Exam Tip: When asked what to subtract so a polynomial is divisible by a linear factor, find the remainder when dividing by that factor—that remainder is exactly what must be subtracted.
Question 6. A polynomial in 'x' is divided by (x - a) and for (x - a) to be a factor of this polynomial, the remainder should be
(a) -a
(b) 0
(c) a
(d) 2a
Answer: (b) 0
In simple words: By the factor theorem, (x - a) is a factor of a polynomial if and only if the remainder when dividing by (x - a) equals zero.
Exam Tip: This is a key definition: a polynomial has (x - a) as a factor if and only if substituting x = a into the polynomial gives zero.
Assertion-Reason Type Questions
Question. Assertion (A): The factorisation of ax² + bx + c is possible only if its discriminant = b² - 4ac < 0.
Reason (R): To factorise ax² + bx + c, split the coefficient of x into two real numbers such that their algebraic sum is b and their product is ac.
(1) Assertion (A) is true, but Reason (R) is false.
(2) Assertion (A) is false, but Reason (R) is true.
(3) Both Assertion (A) and Reason (R) are correct, and Reason (R) is the correct reason for Assertion (A).
(4) Both Assertion (A) and Reason (R) are correct, and Reason (R) is incorrect reason for Assertion (A).
Answer: (2) Assertion (A) is false, but Reason (R) is true.
In simple words: The assertion wrongly states that factorisation needs a negative discriminant. In reality, factorisation over the real numbers happens when the discriminant is greater than or equal to zero (D ≥ 0). The reason correctly describes the middle-term splitting method, which is a valid technique for factoring quadratics when real roots exist.
Exam Tip: Remember that for real factorisation, the discriminant must be non-negative (D ≥ 0), not negative. The middle-term splitting method is the standard factorisation technique and works precisely when D ≥ 0.
Question. Given a polynomial f(x) = 2x³ - 7x² - 5x + 4.
Assertion (A): (x - 1) is not factor of f(x).
Reason (R): f(1) = -6.
(1) Assertion (A) is true, but Reason (R) is false.
(2) Assertion (A) is false, but Reason (R) is true.
(3) Both Assertion (A) and Reason (R) are correct, and Reason (R) is the correct reason for Assertion (A).

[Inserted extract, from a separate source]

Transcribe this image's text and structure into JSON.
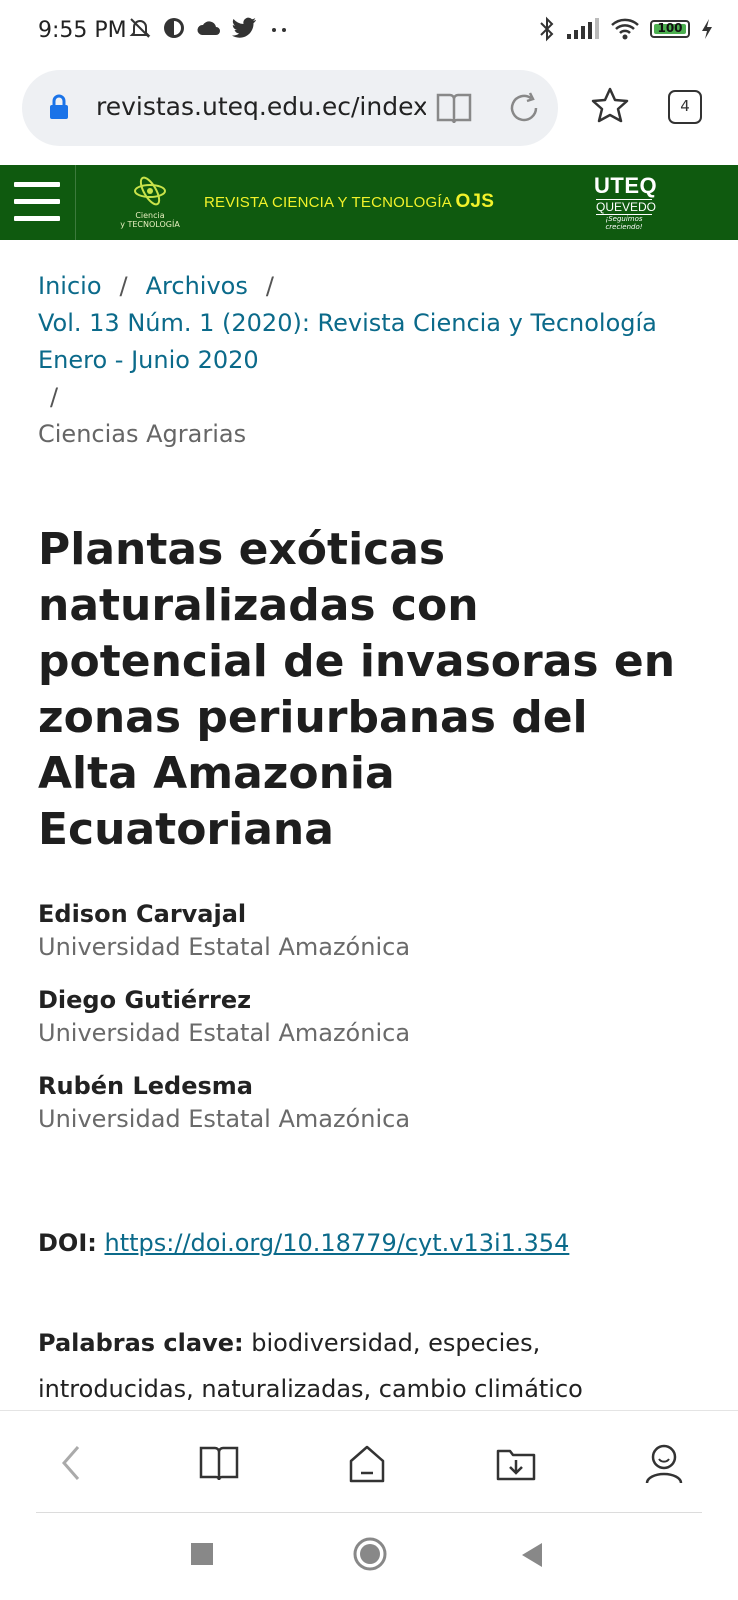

(4) Both Assertion (A) and Reason (R) are correct, and Reason (R) is incorrect reason for Assertion (A).
Answer: (3) Both Assertion (A) and Reason (R) are correct, and Reason (R) is the correct reason for Assertion (A).
In simple words: Calculate f(1) = 2(1)³ - 7(1)² - 5(1) + 4 = 2 - 7 - 5 + 4 = -6. Since f(1) is not zero, by the factor theorem, (x - 1) is not a factor of f(x). The reason gives the exact value that confirms the assertion.
Exam Tip: Use the factor theorem: (x - a) is a factor if and only if f(a) = 0. If f(a) ≠ 0, then (x - a) is not a factor.
Question. Given f(x) = 16x³ - 8x² + 4x + 7.
Assertion (A): When we subtract 1 from f(x), the resulting polynomial is divisible by (2x + 1).
Reason (R): f(-1/2) = 1.
(1) Assertion (A) is true, but Reason (R) is false.
(2) Assertion (A) is false, but Reason (R) is true.
(3) Both Assertion (A) and Reason (R) are correct, and Reason (R) is the correct reason for Assertion (A).
(4) Both Assertion (A) and Reason (R) are correct, and Reason (R) is incorrect reason for Assertion (A).
Answer: (3) Both Assertion (A) and Reason (R) are correct, and Reason (R) is the correct reason for Assertion (A).
In simple words: When we subtract 1, we get g(x) = 16x³ - 8x² + 4x + 6. For (2x + 1) to be a factor, g(-1/2) must equal zero. Compute: g(-1/2) = 16(-1/8) - 8(1/4) + 4(-1/2) + 6 = -2 - 2 - 2 + 6 = 0. Also, f(-1/2) = -2 - 2 - 2 + 7 = 1. Since subtracting 1 from f gives a polynomial with f(-1/2) = 1 as the remainder, and that remainder is exactly 1, the new polynomial g has g(-1/2) = 0, confirming divisibility.
Exam Tip: When checking divisibility by a factor, use the factor theorem: (2x + 1) divides g(x) if and only if g(-1/2) = 0. Notice that f(-1/2) = 1 tells you that the remainder when dividing f by (2x + 1) is 1, so subtracting 1 removes this remainder.
Chapter Test
Question 1. Find the remainder when 2x³ - 3x² + 4x + 7 is divided by
(i) x - 2
(ii) x + 3
(iii) 2x + 1
Answer: (i) By the remainder theorem, when f(x) = 2x³ - 3x² + 4x + 7 is divided by (x - 2), the remainder is f(2). Computing: f(2) = 2(2)³ - 3(2)² + 4(2) + 7 = 16 - 12 + 8 + 7 = 19. Hence, the remainder is 19.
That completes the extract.